Jan Gehl
Jan Gehl (°Copenhagen, 17 September 1936) is a Danish architect and urban design consultant based in Copenhagen.
Gehl received a Masters of Architecture from the Royal Danish Academy of Fine Arts in Copenhagen in 1960. In 1966 he received a research grant from the institution for “studies of the form and use of public spaces” and has since been a lecturer and professor there, and a Visiting Professor in Canada, the US, New Zealand, Mexico, Australia, Belgium, Germany, Poland and Norway.

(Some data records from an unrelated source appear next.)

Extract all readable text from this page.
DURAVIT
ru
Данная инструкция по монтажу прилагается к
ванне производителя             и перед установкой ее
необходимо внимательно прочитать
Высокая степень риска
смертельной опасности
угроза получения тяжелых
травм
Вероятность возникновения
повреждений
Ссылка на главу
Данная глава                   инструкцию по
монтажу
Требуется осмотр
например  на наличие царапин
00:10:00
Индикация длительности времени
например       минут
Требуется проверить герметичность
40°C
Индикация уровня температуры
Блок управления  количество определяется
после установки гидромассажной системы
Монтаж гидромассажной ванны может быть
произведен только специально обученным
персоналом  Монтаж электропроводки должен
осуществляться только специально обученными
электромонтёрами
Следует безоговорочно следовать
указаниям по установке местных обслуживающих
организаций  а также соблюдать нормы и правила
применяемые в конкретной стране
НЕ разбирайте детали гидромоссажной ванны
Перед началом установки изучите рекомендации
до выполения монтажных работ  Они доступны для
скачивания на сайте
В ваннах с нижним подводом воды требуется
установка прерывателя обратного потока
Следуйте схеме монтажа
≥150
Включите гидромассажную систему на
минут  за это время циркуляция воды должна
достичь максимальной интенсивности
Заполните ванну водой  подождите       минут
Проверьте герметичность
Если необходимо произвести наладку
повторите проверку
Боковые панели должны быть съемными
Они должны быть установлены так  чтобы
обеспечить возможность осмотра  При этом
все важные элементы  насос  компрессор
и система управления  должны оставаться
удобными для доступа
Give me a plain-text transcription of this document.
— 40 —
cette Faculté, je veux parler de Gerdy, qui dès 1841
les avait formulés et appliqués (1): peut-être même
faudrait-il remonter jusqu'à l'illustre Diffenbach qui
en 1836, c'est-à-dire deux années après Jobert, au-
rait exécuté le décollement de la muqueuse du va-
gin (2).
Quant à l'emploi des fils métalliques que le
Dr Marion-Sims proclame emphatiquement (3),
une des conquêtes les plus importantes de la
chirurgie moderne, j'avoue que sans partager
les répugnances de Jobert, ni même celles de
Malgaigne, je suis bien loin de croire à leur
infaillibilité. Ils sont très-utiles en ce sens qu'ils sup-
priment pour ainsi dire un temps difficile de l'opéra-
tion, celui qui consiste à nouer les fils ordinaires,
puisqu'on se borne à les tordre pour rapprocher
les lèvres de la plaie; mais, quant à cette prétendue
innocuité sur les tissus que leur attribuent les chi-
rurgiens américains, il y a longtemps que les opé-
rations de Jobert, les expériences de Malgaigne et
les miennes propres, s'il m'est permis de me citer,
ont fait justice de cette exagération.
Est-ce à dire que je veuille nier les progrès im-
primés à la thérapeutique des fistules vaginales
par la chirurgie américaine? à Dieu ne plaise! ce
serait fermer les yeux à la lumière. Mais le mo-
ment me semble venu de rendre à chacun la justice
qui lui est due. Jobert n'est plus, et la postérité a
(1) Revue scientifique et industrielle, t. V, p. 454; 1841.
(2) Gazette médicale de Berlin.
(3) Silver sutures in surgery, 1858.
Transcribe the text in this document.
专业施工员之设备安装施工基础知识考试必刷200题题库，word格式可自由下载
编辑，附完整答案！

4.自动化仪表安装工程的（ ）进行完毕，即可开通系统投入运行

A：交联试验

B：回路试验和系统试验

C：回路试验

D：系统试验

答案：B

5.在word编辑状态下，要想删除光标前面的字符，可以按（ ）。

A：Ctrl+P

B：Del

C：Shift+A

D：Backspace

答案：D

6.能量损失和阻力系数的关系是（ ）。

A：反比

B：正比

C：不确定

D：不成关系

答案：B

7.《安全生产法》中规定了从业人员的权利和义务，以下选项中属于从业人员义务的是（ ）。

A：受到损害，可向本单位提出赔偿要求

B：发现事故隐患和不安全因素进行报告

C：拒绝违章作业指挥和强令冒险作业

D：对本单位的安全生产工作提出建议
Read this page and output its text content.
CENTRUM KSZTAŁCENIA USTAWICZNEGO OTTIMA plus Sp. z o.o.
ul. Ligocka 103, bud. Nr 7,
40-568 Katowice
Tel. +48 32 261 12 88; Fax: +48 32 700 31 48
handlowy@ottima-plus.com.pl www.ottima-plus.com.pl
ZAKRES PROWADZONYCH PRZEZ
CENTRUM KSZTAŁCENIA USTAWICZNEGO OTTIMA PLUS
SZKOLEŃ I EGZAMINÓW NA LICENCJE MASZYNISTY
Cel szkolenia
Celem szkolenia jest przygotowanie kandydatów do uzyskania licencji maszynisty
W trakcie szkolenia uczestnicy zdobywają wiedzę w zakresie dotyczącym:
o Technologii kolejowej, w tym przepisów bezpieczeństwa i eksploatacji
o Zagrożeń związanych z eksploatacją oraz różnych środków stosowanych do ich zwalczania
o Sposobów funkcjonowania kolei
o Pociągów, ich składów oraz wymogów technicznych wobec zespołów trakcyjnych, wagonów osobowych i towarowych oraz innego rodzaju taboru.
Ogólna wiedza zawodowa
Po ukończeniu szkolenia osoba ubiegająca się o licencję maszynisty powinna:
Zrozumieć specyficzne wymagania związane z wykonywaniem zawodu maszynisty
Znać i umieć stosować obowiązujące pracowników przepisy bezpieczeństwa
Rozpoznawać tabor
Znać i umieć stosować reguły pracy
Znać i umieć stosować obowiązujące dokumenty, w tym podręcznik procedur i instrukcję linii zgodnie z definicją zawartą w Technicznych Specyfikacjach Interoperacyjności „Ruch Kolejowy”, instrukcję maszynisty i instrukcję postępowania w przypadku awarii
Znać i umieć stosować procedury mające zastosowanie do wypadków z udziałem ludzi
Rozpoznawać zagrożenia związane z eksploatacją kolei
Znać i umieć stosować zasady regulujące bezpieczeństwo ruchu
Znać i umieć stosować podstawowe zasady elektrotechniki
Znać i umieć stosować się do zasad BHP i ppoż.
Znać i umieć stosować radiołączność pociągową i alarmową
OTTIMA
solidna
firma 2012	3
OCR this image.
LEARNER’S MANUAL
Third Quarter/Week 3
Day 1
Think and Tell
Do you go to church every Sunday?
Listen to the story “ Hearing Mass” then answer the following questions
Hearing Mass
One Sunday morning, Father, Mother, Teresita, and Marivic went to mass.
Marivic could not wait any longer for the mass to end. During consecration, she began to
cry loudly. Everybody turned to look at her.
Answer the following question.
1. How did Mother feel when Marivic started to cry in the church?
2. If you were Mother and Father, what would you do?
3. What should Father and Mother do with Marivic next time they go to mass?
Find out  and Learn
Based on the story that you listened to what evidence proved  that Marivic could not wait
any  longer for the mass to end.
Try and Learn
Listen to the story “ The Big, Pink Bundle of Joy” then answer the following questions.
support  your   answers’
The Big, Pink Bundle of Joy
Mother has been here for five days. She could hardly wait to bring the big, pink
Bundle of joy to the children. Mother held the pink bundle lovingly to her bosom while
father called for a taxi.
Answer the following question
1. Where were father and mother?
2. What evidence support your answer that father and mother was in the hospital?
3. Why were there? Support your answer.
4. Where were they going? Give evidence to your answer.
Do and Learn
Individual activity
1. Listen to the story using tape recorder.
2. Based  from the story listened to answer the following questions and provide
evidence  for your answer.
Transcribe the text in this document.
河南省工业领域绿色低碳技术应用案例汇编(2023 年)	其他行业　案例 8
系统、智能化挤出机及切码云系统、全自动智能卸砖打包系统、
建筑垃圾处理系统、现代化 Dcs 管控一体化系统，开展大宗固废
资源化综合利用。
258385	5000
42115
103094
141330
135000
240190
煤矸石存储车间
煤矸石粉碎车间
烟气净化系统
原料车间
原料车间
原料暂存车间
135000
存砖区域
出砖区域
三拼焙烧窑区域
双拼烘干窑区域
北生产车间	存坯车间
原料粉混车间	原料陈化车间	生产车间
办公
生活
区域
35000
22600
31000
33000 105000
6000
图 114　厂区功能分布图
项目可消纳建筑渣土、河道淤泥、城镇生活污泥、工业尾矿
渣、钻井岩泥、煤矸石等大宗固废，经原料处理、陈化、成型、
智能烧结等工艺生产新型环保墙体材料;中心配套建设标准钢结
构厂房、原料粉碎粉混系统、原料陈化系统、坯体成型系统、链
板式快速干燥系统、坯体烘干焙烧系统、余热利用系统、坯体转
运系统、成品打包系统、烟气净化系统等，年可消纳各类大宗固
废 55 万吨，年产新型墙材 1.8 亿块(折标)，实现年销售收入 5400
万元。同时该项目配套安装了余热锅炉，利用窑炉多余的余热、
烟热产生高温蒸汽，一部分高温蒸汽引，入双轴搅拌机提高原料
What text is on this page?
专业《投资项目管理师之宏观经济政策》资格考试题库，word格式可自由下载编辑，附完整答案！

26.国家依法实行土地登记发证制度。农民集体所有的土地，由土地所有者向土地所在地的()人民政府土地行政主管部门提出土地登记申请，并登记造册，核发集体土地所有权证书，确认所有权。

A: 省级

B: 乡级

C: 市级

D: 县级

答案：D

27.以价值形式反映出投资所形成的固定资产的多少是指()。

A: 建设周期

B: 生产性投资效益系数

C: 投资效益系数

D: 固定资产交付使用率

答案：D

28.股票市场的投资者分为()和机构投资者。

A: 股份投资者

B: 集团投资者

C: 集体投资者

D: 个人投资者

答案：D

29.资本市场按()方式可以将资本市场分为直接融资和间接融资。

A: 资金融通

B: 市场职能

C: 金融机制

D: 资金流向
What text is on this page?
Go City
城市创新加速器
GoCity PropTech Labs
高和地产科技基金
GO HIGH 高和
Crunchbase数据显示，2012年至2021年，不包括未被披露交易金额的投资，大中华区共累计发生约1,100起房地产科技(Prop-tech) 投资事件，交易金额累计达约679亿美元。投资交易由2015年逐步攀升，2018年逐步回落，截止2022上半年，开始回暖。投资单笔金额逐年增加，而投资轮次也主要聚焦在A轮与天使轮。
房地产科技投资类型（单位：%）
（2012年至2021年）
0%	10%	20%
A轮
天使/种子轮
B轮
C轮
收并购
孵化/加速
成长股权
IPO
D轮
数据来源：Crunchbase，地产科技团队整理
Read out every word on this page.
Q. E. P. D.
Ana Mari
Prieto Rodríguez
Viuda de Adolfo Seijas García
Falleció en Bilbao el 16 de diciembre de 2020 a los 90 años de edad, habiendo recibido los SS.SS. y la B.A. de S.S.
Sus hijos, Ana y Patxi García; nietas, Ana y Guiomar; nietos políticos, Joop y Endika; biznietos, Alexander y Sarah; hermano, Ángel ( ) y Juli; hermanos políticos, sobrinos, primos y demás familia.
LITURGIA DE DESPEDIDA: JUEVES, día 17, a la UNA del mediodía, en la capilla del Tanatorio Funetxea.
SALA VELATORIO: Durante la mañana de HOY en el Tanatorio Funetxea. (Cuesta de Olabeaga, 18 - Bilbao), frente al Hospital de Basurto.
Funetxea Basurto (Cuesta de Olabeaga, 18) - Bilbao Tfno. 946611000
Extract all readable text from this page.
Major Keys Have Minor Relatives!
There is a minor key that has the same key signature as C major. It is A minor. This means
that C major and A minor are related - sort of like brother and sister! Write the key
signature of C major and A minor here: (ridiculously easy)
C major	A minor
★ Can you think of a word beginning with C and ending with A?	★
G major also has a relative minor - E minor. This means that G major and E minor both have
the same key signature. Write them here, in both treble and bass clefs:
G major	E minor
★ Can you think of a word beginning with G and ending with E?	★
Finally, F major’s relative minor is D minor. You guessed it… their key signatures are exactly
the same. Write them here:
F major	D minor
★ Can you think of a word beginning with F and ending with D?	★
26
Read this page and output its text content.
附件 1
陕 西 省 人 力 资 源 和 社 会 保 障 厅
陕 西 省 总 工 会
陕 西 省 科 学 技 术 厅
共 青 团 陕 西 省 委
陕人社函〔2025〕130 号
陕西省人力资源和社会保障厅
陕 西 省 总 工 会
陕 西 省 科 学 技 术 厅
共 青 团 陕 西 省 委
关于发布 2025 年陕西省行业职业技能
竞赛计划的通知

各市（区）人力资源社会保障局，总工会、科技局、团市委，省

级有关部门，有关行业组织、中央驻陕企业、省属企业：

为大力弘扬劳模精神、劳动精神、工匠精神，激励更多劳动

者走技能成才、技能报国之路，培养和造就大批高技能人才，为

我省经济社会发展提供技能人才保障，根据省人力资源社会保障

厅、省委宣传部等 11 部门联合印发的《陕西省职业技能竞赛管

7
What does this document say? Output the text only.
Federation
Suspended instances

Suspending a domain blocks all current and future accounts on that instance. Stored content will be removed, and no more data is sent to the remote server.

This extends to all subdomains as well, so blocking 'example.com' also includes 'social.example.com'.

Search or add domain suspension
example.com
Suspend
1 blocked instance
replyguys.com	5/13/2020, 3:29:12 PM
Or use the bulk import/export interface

Gehl first published his influential Life Between Buildings in Danish in 1971, with the first English translation published in 1987. Gehl advocates a sensible, straightforward approach to improving urban form: systematically documenting urban spaces, making gradual incremental improvements, then documenting them again. Gehl’s book Public Spaces, Public Life describes how such incremental improvements have transformed Copenhagen from a car-dominated city to a pedestrian-oriented city over 40 years. Copenhagen’s Strøget carfree zone, one of the longest pedestrian shopping areas in Europe, is primarily the result of Gehl’s work.
Gehl credits the “grandmother of humanistic planning” Jane Jacobs for drawing his attention to the importance of human scale. “Fifty years ago she said – go out there and see what works and what doesn’t work, and learn from reality. Look out of your windows, spend time in the streets and squares and see how people actually use spaces, learn from that, and use it.”